We were lucky enough to have her creative help with the glorious Gardening Hamper and we must mention that we think her finished pattern makes this one of our very favourite gifts at Whistlefish. We had a quick chat with Jess to find out a bit more about how she works, and gain an insight into her everyday life as an artist.
Could you tell us a bit about you?
I was born in Tavistock, Devon, and studied in Falmouth and Winchester School of Art. I worked for many years as a textile designer, with my designs appearing in many high street stores. I work mainly in watercolours which provide me with wonderful fluidity and light; perfect for capturing flowers.
Could you tell us a bit about your childhood and how you got started as an artist?
My childhood was in rural Devon in the '70s! Our house was right next to a beautiful estuary off the river Tavy and surrounded by fields. In summer we would often spend all day outside, and if it was raining I’d take my drawing inside.
Describe a typical day in your studio.
After packing my daughter off to school, I'll get the admin side of things out of the way first and then get everything geared up for the project I am working on; colours mixed, flower reference all ready. I’ll be stuck in by the afternoon, maybe with the radio on for company. I try to keep to office hours but it’s often in the evening, if I can work late, that I find I can really settle into it.
Where does your inspiration stem from?
Always nature, and other artists and designers, but often I will just see a group of colours together, on a magazine cover or anywhere, and I will suddenly have a new collection forming in my mind.
What’s the best memory from your career to date?
It was pretty amazing in hindsight.
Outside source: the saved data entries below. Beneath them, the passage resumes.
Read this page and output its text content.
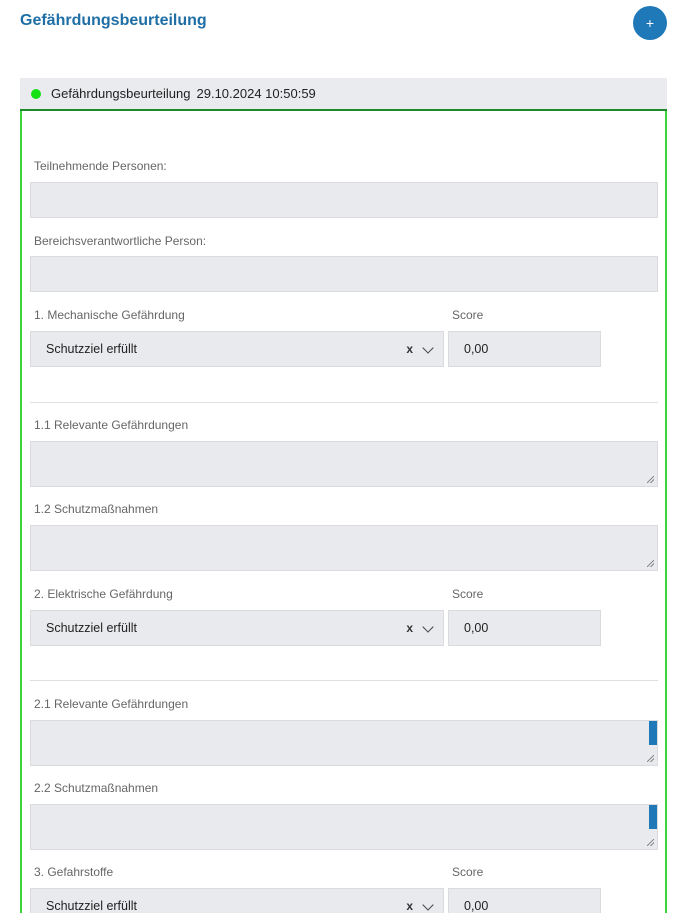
Gefährdungsbeurteilung	+
Gefährdungsbeurteilung 29.10.2024 10:50:59
Teilnehmende Personen:
Bereichsverantwortliche Person:
1. Mechanische Gefährdung	Score
Schutzziel erfüllt	x	0,00
1.1 Relevante Gefährdungen
1.2 Schutzmaßnahmen
2. Elektrische Gefährdung	Score
Schutzziel erfüllt	x	0,00
2.1 Relevante Gefährdungen
2.2 Schutzmaßnahmen
3. Gefahrstoffe	Score
Schutzziel erfüllt	x	0,00
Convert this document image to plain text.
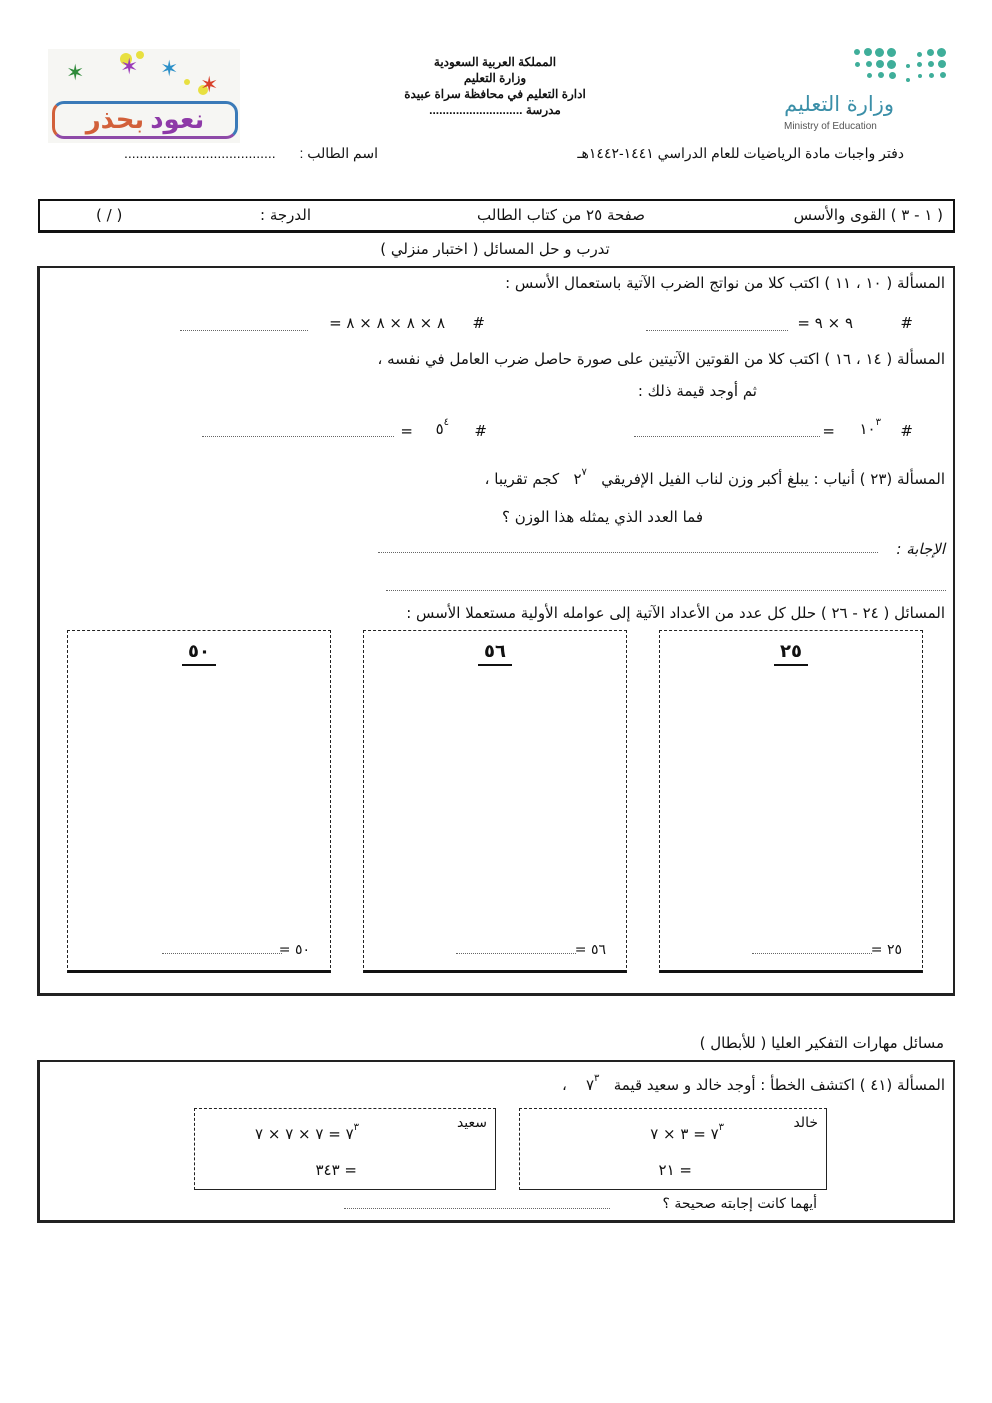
✶ ✶ ✶
✶
نعود
بحذر
المملكة العربية السعودية
وزارة التعليم
ادارة التعليم في محافظة سراة عبيدة
مدرسة ............................	وزارة التعليم
Ministry of Education
دفتر واجبات مادة الرياضيات للعام الدراسي ١٤٤١-١٤٤٢هـ
اسم الطالب :
.......................................
( ١ - ٣ ) القوى والأسس
صفحة ٢٥ من كتاب الطالب
الدرجة :
( / )
تدرب و حل المسائل ( اختبار منزلي )
المسألة ( ١٠ ، ١١ ) اكتب كلا من نواتج الضرب الآتية باستعمال الأسس :
#
٩ × ٩ =
#
٨ × ٨ × ٨ × ٨ =
المسألة ( ١٤ ، ١٦ ) اكتب كلا من القوتين الآتيتين على صورة حاصل ضرب العامل في نفسه ،
ثم أوجد قيمة ذلك :
#
$١٠^٣$
=
#
$٥^٤$
=
المسألة (٢٣ ) أنياب : يبلغ أكبر وزن لناب الفيل الإفريقي   $٢^٧$   كجم تقريبا ،
فما العدد الذي يمثله هذا الوزن ؟
الإجابة :
المسائل ( ٢٤ - ٢٦ ) حلل كل عدد من الأعداد الآتية إلى عوامله الأولية مستعملا الأسس :
٢٥
٢٥ =
٥٦
٥٦ =
٥٠
٥٠ =
مسائل مهارات التفكير العليا ( للأبطال )
المسألة (٤١ ) اكتشف الخطأ : أوجد خالد و سعيد قيمة   $٧^٣$    ،
خالد
$٧^٣$ = ٣ × ٧
= ٢١
سعيد
$٧^٣$ = ٧ × ٧ × ٧
= ٣٤٣
أيهما كانت إجابته صحيحة ؟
When living in London, I was out just wandering around Covent Garden and passed quite a number of shops with my designs displayed prominently in their windows!
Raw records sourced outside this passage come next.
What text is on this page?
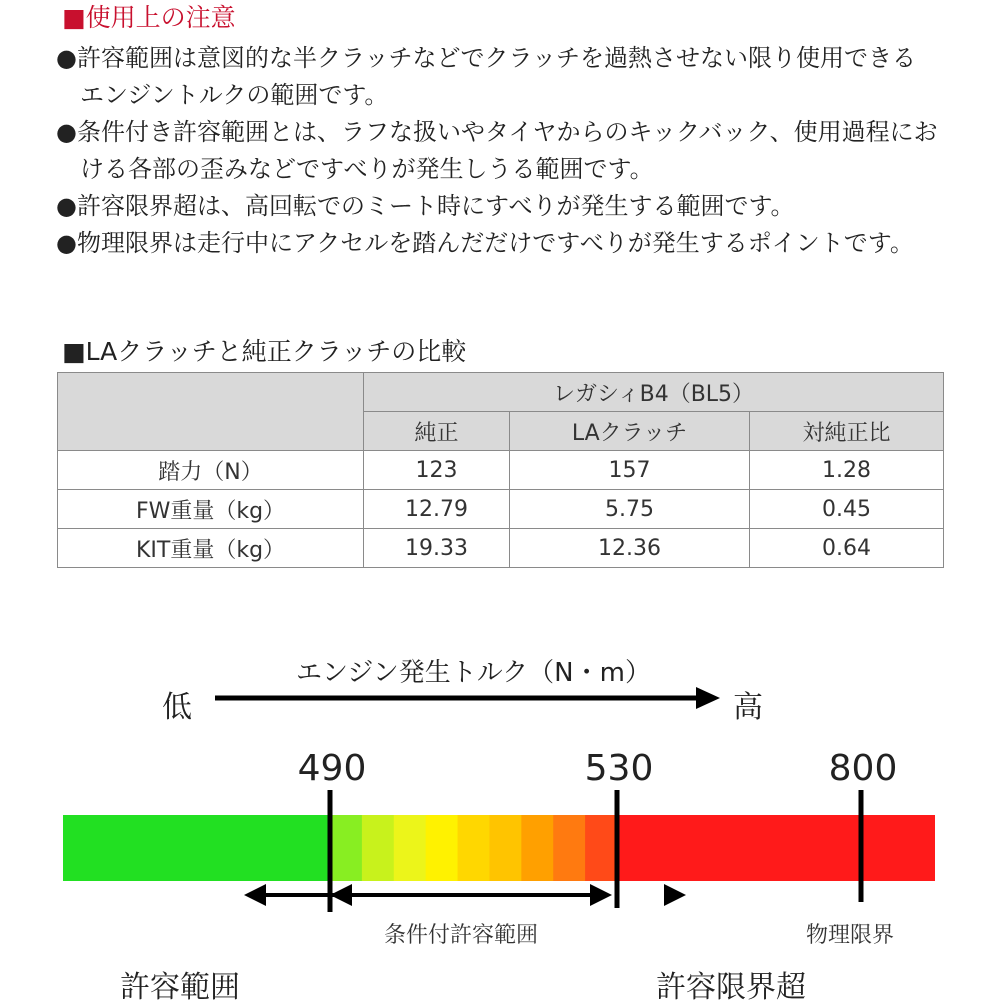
■使用上の注意
●許容範囲は意図的な半クラッチなどでクラッチを過熱させない限り使用できる
エンジントルクの範囲です。
●条件付き許容範囲とは、ラフな扱いやタイヤからのキックバック、使用過程にお
ける各部の歪みなどですべりが発生しうる範囲です。
●許容限界超は、高回転でのミート時にすべりが発生する範囲です。
●物理限界は走行中にアクセルを踏んだだけですべりが発生するポイントです。
■LAクラッチと純正クラッチの比較
	レガシィB4（BL5）		
	純正	LAクラッチ	対純正比
踏力（N）	123	157	1.28
FW重量（kg）	12.79	5.75	0.45
KIT重量（kg）	19.33	12.36	0.64
エンジン発生トルク（N・m）
低	高
490	530	800
条件付許容範囲	物理限界
許容範囲	許容限界超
I also used to love travelling to Paris, setting up trade shows with my agent, and staying in lovely little Hotels.
Do you collect art?
No, but I am lucky enough to have some good friends who are artists. I’ve got a few pieces that mean a lot to me.
Where are your favourite places in the South West?
I’ve always loved Dartmoor, growing up on the edge of it, but appreciate it and visit it more the older I get. Equally, it’s wonderful to be able to get to beautiful unspoilt beaches and coastlines which are just a short drive from where I live.
What’s the best advice you’ve ever received?
I’ve had a few good tips in my time, but one that helped me in my work and for any creative block is simply to continue to go to your studio and put the hours in like normal. Things will start to flow again. It really works.
Where is your favourite place to relax and find peace of mind?
A walk in the woods opposite to where I live. They never fail to make me feel better.
What advice would you give to any aspiring artists reading this interview?
While it’s brilliant to be able to follow what other artists are doing on social media, be careful not to waste valuable time and get distracted from what you are doing as an artist.
What do you have coming up/ what are you working on over the next few months?
I’m right in the middle of finishing a project for Christmas. It’s local which is lovely. Then there’s a brief lull for Christmas before starting again, trying to capture the flowers as they come out, for various projects planned for Spring.